One tiny correction: the return value of write() is the number of bytes written. That's less than 256 so overwriting the low byte of rax still works.

Unless `write()` returns an error, in which case rax will contain a negative value. I've had to ditch that shortcut many times because of this.

Wow, that is crazy. It seems to rely on having the headers mapped into the address space of the process they describe, is that behavior specified somewhere?

When I've worked with loading ELFs, in embedded contexts, the loader just used the headers for itself, but they never ended up in the final code being run so a trick like this would just crash.

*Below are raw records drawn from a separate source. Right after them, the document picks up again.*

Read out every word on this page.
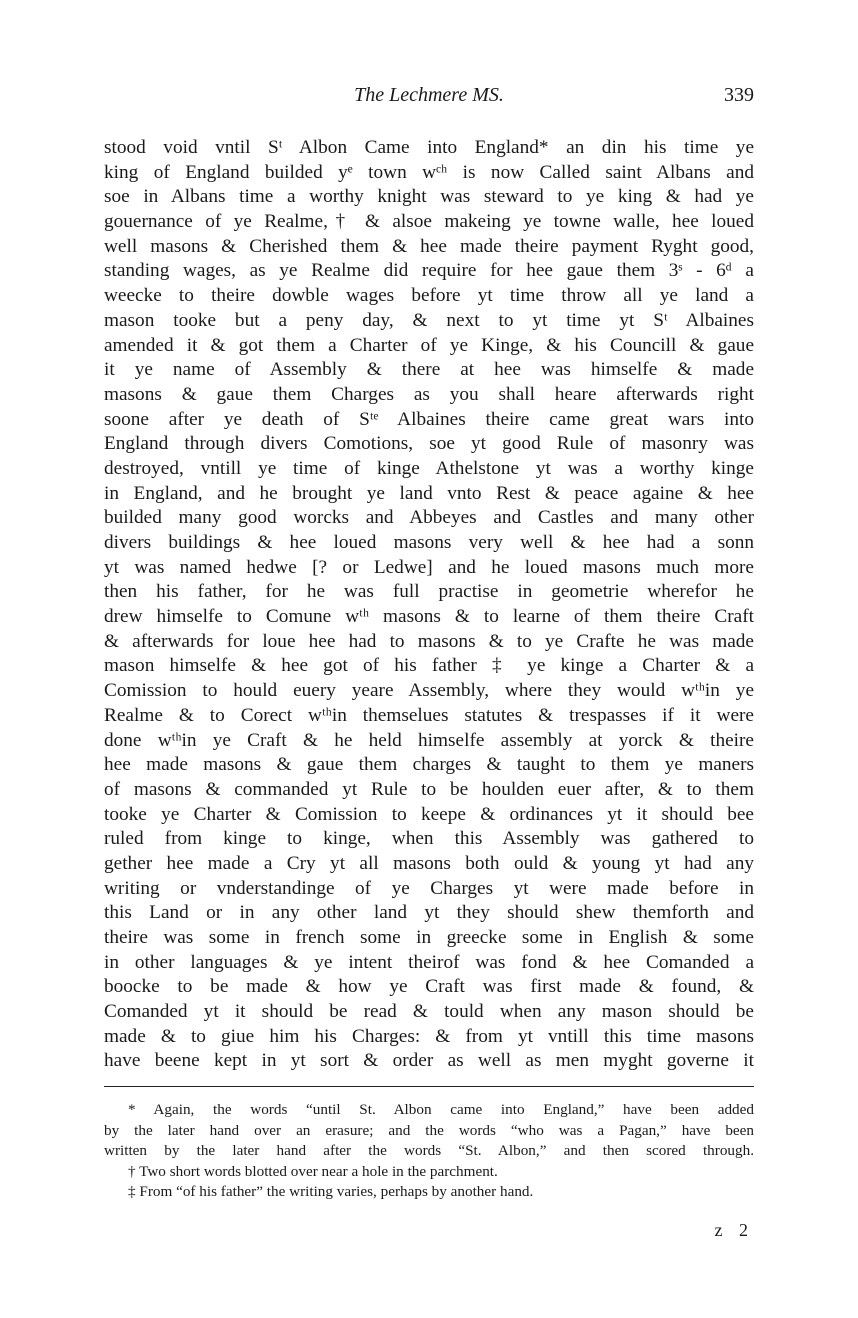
The Lechmere MS.	339
stood void vntil Sᵗ Albon Came into England* an din his time ye
king of England builded yᵉ town wᶜʰ is now Called saint Albans and
soe in Albans time a worthy knight was steward to ye king & had ye
gouernance of ye Realme,† & alsoe makeing ye towne walle, hee loued
well masons & Cherished them & hee made theire payment Ryght good,
standing wages, as ye Realme did require for hee gaue them 3ˢ - 6ᵈ a
weecke to theire dowble wages before yt time throw all ye land a
mason tooke but a peny day, & next to yt time yt Sᵗ Albaines
amended it & got them a Charter of ye Kinge, & his Councill & gaue
it ye name of Assembly & there at hee was himselfe & made
masons & gaue them Charges as you shall heare afterwards right
soone after ye death of Sᵗᵉ Albaines theire came great wars into
England through divers Comotions, soe yt good Rule of masonry was
destroyed, vntill ye time of kinge Athelstone yt was a worthy kinge
in England, and he brought ye land vnto Rest & peace againe & hee
builded many good worcks and Abbeyes and Castles and many other
divers buildings & hee loued masons very well & hee had a sonn
yt was named hedwe [? or Ledwe] and he loued masons much more
then his father, for he was full practise in geometrie wherefor he
drew himselfe to Comune wᵗʰ masons & to learne of them theire Craft
& afterwards for loue hee had to masons & to ye Crafte he was made
mason himselfe & hee got of his father ‡ ye kinge a Charter & a
Comission to hould euery yeare Assembly, where they would wᵗʰin ye
Realme & to Corect wᵗʰin themselues statutes & trespasses if it were
done wᵗʰin ye Craft & he held himselfe assembly at yorck & theire
hee made masons & gaue them charges & taught to them ye maners
of masons & commanded yt Rule to be houlden euer after, & to them
tooke ye Charter & Comission to keepe & ordinances yt it should bee
ruled from kinge to kinge, when this Assembly was gathered to
gether hee made a Cry yt all masons both ould & young yt had any
writing or vnderstandinge of ye Charges yt were made before in
this Land or in any other land yt they should shew themforth and
theire was some in french some in greecke some in English & some
in other languages & ye intent theirof was fond & hee Comanded a
boocke to be made & how ye Craft was first made & found, &
Comanded yt it should be read & tould when any mason should be
made & to giue him his Charges: & from yt vntill this time masons
have beene kept in yt sort & order as well as men myght governe it
* Again, the words “until St. Albon came into England,” have been added
by the later hand over an erasure; and the words “who was a Pagan,” have been
written by the later hand after the words “St. Albon,” and then scored through.
† Two short words blotted over near a hole in the parchment.
‡ From “of his father” the writing varies, perhaps by another hand.
z 2
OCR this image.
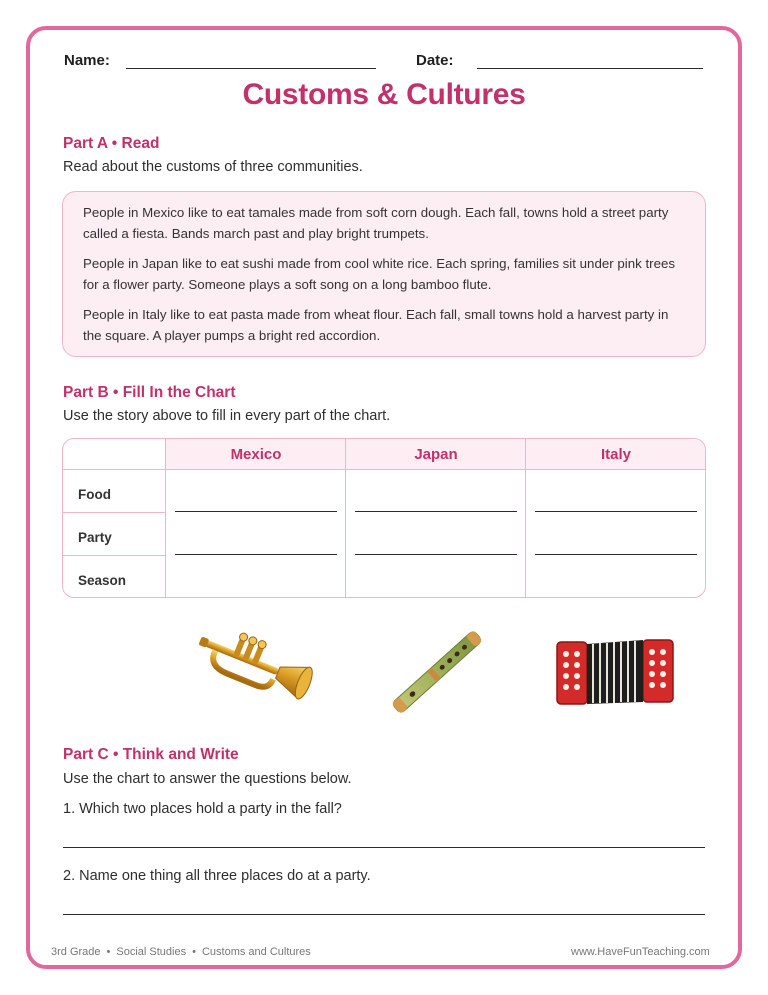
Name:	Date:
Customs & Cultures
Part A • Read
Read about the customs of three communities.

People in Mexico like to eat tamales made from soft corn dough. Each fall, towns hold a street party called a fiesta. Bands march past and play bright trumpets.

People in Japan like to eat sushi made from cool white rice. Each spring, families sit under pink trees for a flower party. Someone plays a soft song on a long bamboo flute.

People in Italy like to eat pasta made from wheat flour. Each fall, small towns hold a harvest party in the square. A player pumps a bright red accordion.

Part B • Fill In the Chart
Use the story above to fill in every part of the chart.
Mexico	Japan	Italy
Food
Party
Season
Part C • Think and Write
Use the chart to answer the questions below.
1. Which two places hold a party in the fall?
2. Name one thing all three places do at a party.
3rd Grade • Social Studies • Customs and Cultures	www.HaveFunTeaching.com
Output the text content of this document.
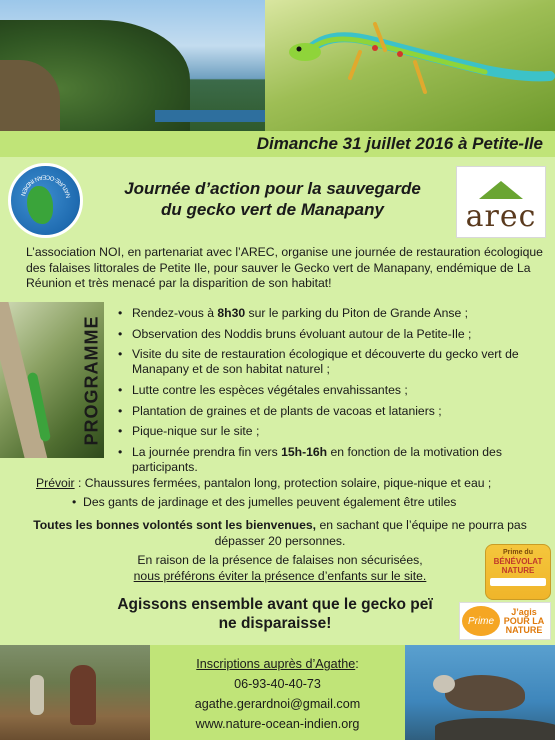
Dimanche 31 juillet 2016 à Petite-Ile
NATURE-OCEAN INDIEN
arec
Journée d’action pour la sauvegarde
du gecko vert de Manapany

L’association NOI, en partenariat avec l’AREC, organise une journée de restauration écologique des falaises littorales de Petite Ile, pour sauver le Gecko vert de Manapany, endémique de La Réunion et très menacé par la disparition de son habitat!

PROGRAMME
• Rendez-vous à 8h30 sur le parking du Piton de Grande Anse ;
• Observation des Noddis bruns évoluant autour de la Petite-Ile ;
• Visite du site de restauration écologique et découverte du gecko vert de Manapany et de son habitat naturel ;
• Lutte contre les espèces végétales envahissantes ;
• Plantation de graines et de plants de vacoas et lataniers ;
• Pique-nique sur le site ;
• La journée prendra fin vers 15h-16h en fonction de la motivation des participants.

Prévoir : Chaussures fermées, pantalon long, protection solaire, pique-nique et eau ;

•  Des gants de jardinage et des jumelles peuvent également être utiles

Toutes les bonnes volontés sont les bienvenues, en sachant que l’équipe ne pourra pas dépasser 20 personnes.

En raison de la présence de falaises non sécurisées,
nous préférons éviter la présence d’enfants sur le site.

Agissons ensemble avant que le gecko peï
ne disparaisse!
Prime du
BÉNÉVOLAT NATURE
Prime
J’agis POUR LA NATURE
Inscriptions auprès d’Agathe:
06-93-40-40-73
agathe.gerardnoi@gmail.com
www.nature-ocean-indien.org
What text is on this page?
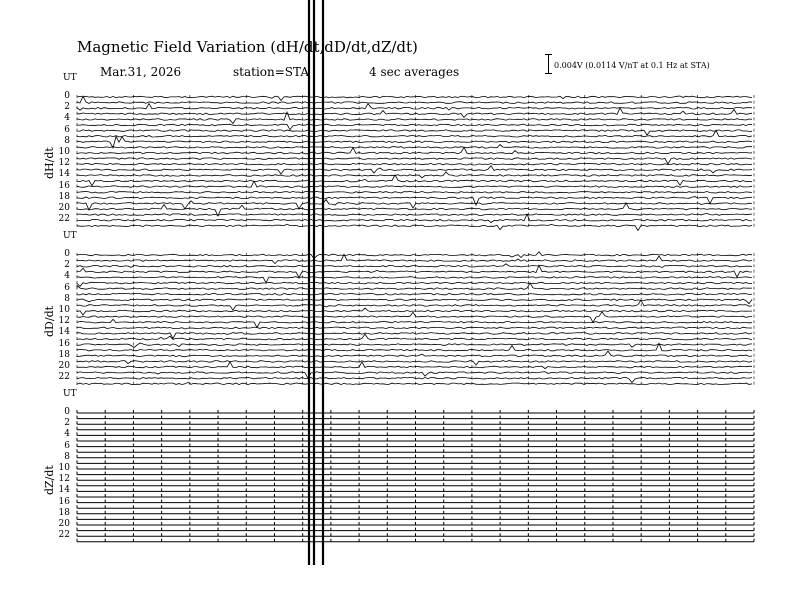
Magnetic Field Variation (dH/dt,dD/dt,dZ/dt)
Mar.31, 2026	station=STA	4 sec averages	0.004V (0.0114 V/nT at 0.1 Hz at STA)
UT
dH/dt
0
2
4
6
8
10
12
14
16
18
20
22
UT
dD/dt
0
2
4
6
8
10
12
14
16
18
20
22
UT
dZ/dt
0
2
4
6
8
10
12
14
16
18
20
22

Interesting.


> It seems to rely on having the headers mapped into the address space of the process they describe, is that behavior specified somewhere?

There's a field in the header for the offset of the loadable segment in the file. This binary sets that offset to zero, so the kernel loads the entire file into memory, headers and all.


Nice! Thanks.

Edit: That sounds like either an exploit or a murky corner case, interesting.


Not really. The header tells the kernel "load this byte range into memory" and it does, that's how running any program works. Overlapping the program with the headers is the trick, but that was already mentioned.

In non-embedded contexts it is usual for ELF executables to have program header that includes ELF header and program headres and maps this to begining of address space used by that binary. At least on Linux the address where it is mapped to is accessible as symbol __ehdr_start.

see also http://www.sizecoding.org/wiki/Linux for the 'practical' (demoscene) application of the original 32-bit results.

Note that Linux demos typically use much smaller x86-32 instead of modern x86-64 as in the article.